You write to a binary file using the write() method. The difference with writing to text files is that you have to supply a byte string as argument, rather than a regular string. The following code creates a binary file with some text in it.

from os.path import getsize

FILENAME = "pc_binarytest.tmp"
fp = open( FILENAME, "wb" )
fp.write( b"And now for something completely different...\x0A\
\x00\x00\x00\x00\xD4\xE8\xE5\xA0\xD3\xF0\xE1\xEE\xE9\xF3\xE8\xA0\
\xC9\xEE\xF1\xF5\xE9\xF3\xE9\xF4\xE9\xEF\xEE\x00\x00\x00" )
fp.close()
print( getsize( FILENAME ), "bytes written" )
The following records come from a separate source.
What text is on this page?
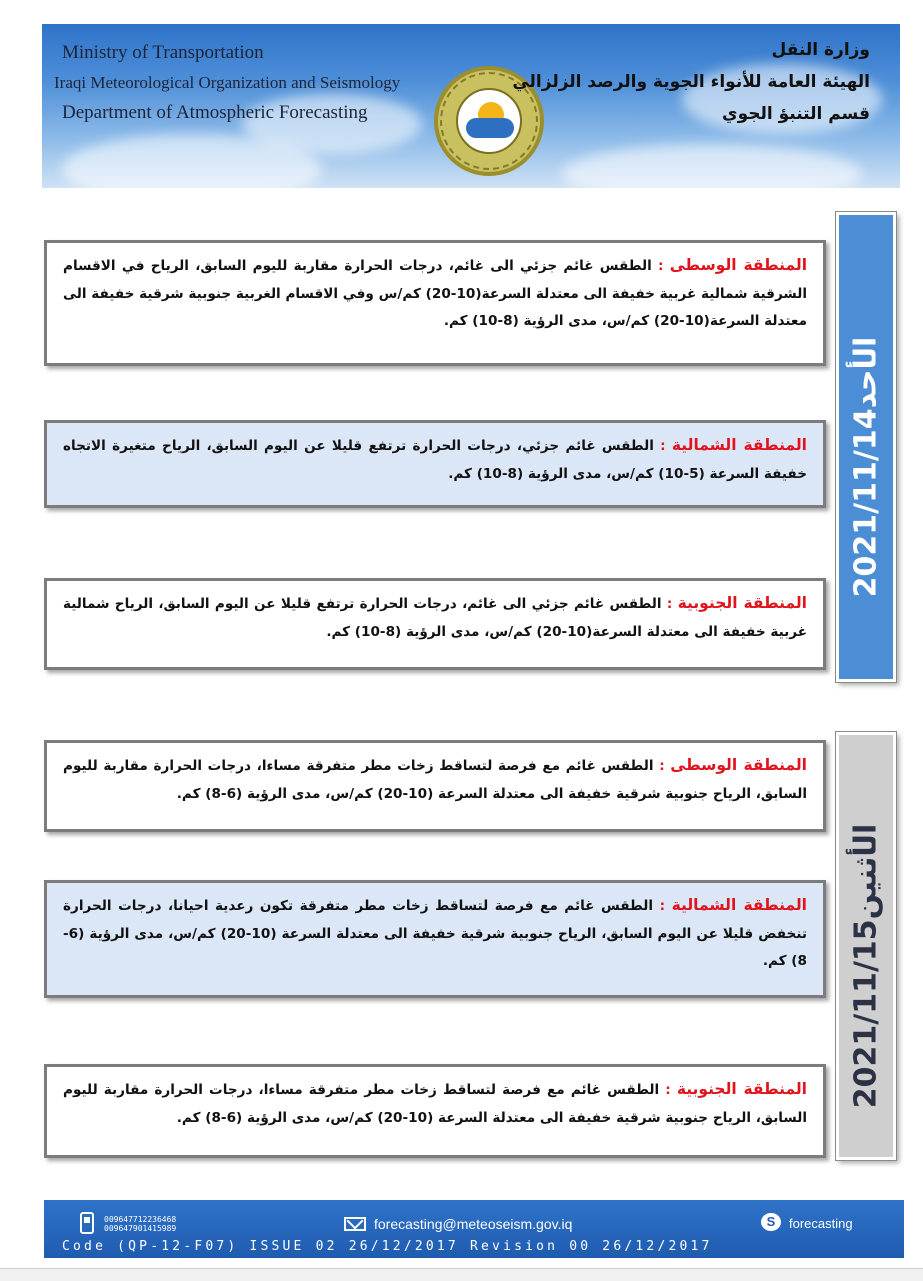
Ministry of Transportation
Iraqi Meteorological Organization and Seismology
Department of Atmospheric Forecasting
وزارة النقل
الهيئة العامة للأنواء الجوية والرصد الزلزالي
قسم التنبؤ الجوي
2021/11/14الأحد
المنطقة الوسطى : الطقس غائم جزئي الى غائم، درجات الحرارة مقاربة لليوم السابق، الرياح في الاقسام الشرقية شمالية غربية خفيفة الى معتدلة السرعة(10-20) كم/س وفي الاقسام الغربية جنوبية شرقية خفيفة الى معتدلة السرعة(10-20) كم/س، مدى الرؤية (8-10) كم.
المنطقة الشمالية : الطقس غائم جزئي، درجات الحرارة ترتفع قليلا عن اليوم السابق، الرياح متغيرة الاتجاه خفيفة السرعة (5-10) كم/س، مدى الرؤية (8-10) كم.
المنطقة الجنوبية : الطقس غائم جزئي الى غائم، درجات الحرارة ترتفع قليلا عن اليوم السابق، الرياح شمالية غربية خفيفة الى معتدلة السرعة(10-20) كم/س، مدى الرؤية (8-10) كم.
2021/11/15الأثنين
المنطقة الوسطى : الطقس غائم مع فرصة لتساقط زخات مطر متفرقة مساءا، درجات الحرارة مقاربة لليوم السابق، الرياح جنوبية شرقية خفيفة الى معتدلة السرعة (10-20) كم/س، مدى الرؤية (6-8) كم.
المنطقة الشمالية : الطقس غائم مع فرصة لتساقط زخات مطر متفرقة تكون رعدية احيانا، درجات الحرارة تنخفض قليلا عن اليوم السابق، الرياح جنوبية شرقية خفيفة الى معتدلة السرعة (10-20) كم/س، مدى الرؤية (6-8) كم.
المنطقة الجنوبية : الطقس غائم مع فرصة لتساقط زخات مطر متفرقة مساءا، درجات الحرارة مقاربة لليوم السابق، الرياح جنوبية شرقية خفيفة الى معتدلة السرعة (10-20) كم/س، مدى الرؤية (6-8) كم.
009647712236468
009647901415989	forecasting@meteoseism.gov.iq	S	forecasting
Code (QP-12-F07) ISSUE 02 26/12/2017 Revision 00 26/12/2017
Run the code above to create the binary file. The code below opens it in text mode (you can do that, as Python cannot know that it actually is a binary file), reads the contents, and prints the contents. You will see some readable text and some unreadable characters.

FILENAME = "pc_binarytest.tmp"
fp = open( FILENAME, encoding="latin-1" )
while True:
    buffer = fp.readline()
    if buffer == "":
        break
    print( buffer )
fp.close()

Change the code above to open the file in binary mode and print the contents.